Os Roquivários foram uma das bandas mais destacadas no menu que o rock em Portugal serviu, ainda que tivessem apenas uma grande canção para contribuir. Nada a que o mercado não estivesse acostumado: o rock português não se fez só de Rui Veloso, Táxi ou Xutos e Pontapés. Fez-se de atitude. De amadorismo. De grupos de baile reciclados. De grupos de rock progressivo reciclados. De siglas com reminiscências do PREC (CTT, GNR, UHF, TNT). De festivais. De concursos. De letras inconsequentes e refrões orelhudos. De uma nova linguagem – como um digestivo para a música de intervenção. Era o tempo do rock da pesada, como lhe chamava Júlio Isidro; era o tempo da ‘Febre de Sábado de Manhã’, na Rádio Comercial. Foi o tempo dos primeiros videoclips – para promover na tevê o trabalho do movimento musical emergente. Foi o tempo das revistas de música desempoeiradas, arrojadas – sorvendo uma geração MTV onde tudo cabia. Em Portugal, cabia sobretudo músicos guedelhudos vestidos de ganga e um público ávido de distorção, vitalidade e farra.

Tinham uma grande canção, os Roquivários. Um grande refrão, quisesse este o que quisesse dizer. Uma grande vocalista, formada na singularidade da americana Suzi Quatro – também mulher, também baixista. Midus tinha estado dois anos nos Estados Unidos e trouxera a têmpera dos B-52’s, dos Pretenders, mas também do groove de Santana e dos Cream. Seria uma das poucas mulheres vocalistas do rock português e a única a eleger o baixo como instrumento. Até o filão se esgotar, a festa foi de arromba. 

Cristina, não vais levar a mal, mas beleza é fundamental. Era só isto – que era a substância que importava. Uma ganda malha. Olhar decidido de Midus. Pose rebelde de toda a banda. Instrumentos tocados com ímpeto. Foi das canções que mais bem representou este período. Fez os Roquivários correrem o país de lés-a-lés, o público ansiando por deseletrificar o corpo ao som de ‘Cristina’ e acompanhar o refrão com fervor gutural.

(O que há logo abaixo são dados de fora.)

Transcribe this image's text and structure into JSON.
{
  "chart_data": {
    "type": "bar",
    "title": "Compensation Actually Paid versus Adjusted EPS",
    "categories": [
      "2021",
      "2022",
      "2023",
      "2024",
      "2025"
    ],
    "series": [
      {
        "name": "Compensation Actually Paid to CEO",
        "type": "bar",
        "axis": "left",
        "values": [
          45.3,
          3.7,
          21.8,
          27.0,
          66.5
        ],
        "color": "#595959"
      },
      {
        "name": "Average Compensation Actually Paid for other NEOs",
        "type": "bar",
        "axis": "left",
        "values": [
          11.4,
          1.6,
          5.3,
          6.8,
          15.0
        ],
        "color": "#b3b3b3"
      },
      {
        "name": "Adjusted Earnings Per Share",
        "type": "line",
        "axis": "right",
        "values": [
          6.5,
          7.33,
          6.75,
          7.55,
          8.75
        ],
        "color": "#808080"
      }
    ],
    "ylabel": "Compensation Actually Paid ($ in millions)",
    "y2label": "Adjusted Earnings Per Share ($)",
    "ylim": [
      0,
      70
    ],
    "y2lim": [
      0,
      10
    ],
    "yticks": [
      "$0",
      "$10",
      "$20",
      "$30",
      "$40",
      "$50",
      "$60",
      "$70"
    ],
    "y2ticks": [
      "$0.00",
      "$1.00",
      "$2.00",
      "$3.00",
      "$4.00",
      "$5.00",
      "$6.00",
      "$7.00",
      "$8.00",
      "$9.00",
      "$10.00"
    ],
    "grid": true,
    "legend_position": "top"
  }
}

A partir da gravação do segundo álbum, ainda o boom estava a meio, os Roquivários, agravados por quezílias internas, pouco mais tinham a dizer nesta linguagem. Ansiavam já por novos conceitos – que não cabiam na natureza de cada um dos integrantes. Os Roquivários eram um todo; o todo passou a ser uma soma de partes. E terminaram. Esfumaram-se num ano em que a maioria das bandas ainda acreditava que o fenómeno iria durar.

Midus continuou a fazer a pop com a qual se sentia identificada – em Londres, ao lado de Anne Clark, Melanie C., Tanita Tikaram, Jay Smith, Billie Myers ou Bryan Ferry. Passou a tomar o baixo como sua extensão, bem mais do que a voz. Os outros membros dos Roquivários dedicaram-se a expressões musicais que não cabiam numa banda rock e os Roquivários passaram a ser um parágrafo no seu percurso.

Do boom do rock português, ficaram os melhores – e alguns dos melhores tiveram de domar a sua fibra para continuarem a sobressair no mercado que escolheram. Não ficaram os one-hit wonders – ainda que com muito bom para dizer nesses êxitos efémeros. Hoje resta apenas um punhado, que se modelou às exigências cíclicas do mercado e do público. Os Roquivários permanecem na memória como uma das bandas mais representativas do que foi aquele início dos anos 80, um carrossel de fantasias e de prenúncio de um tempo novo.

Dizes que te guardaste só para ele
Ficaste sempre à espera
Estás cansada de tanto tempo esperar
Agora és uma fera

Ouvir também: ‘Totobola’ (1981). Lado A de um single que repescou uma das canções do primeiro álbum dos Roquivários. Este ska tinha a voz de Mário Gramaço e não de Midus. Ficaram célebres os versos “Dizem que o treze é o número do azar, mas este jogo dá dinheiro até fartar“.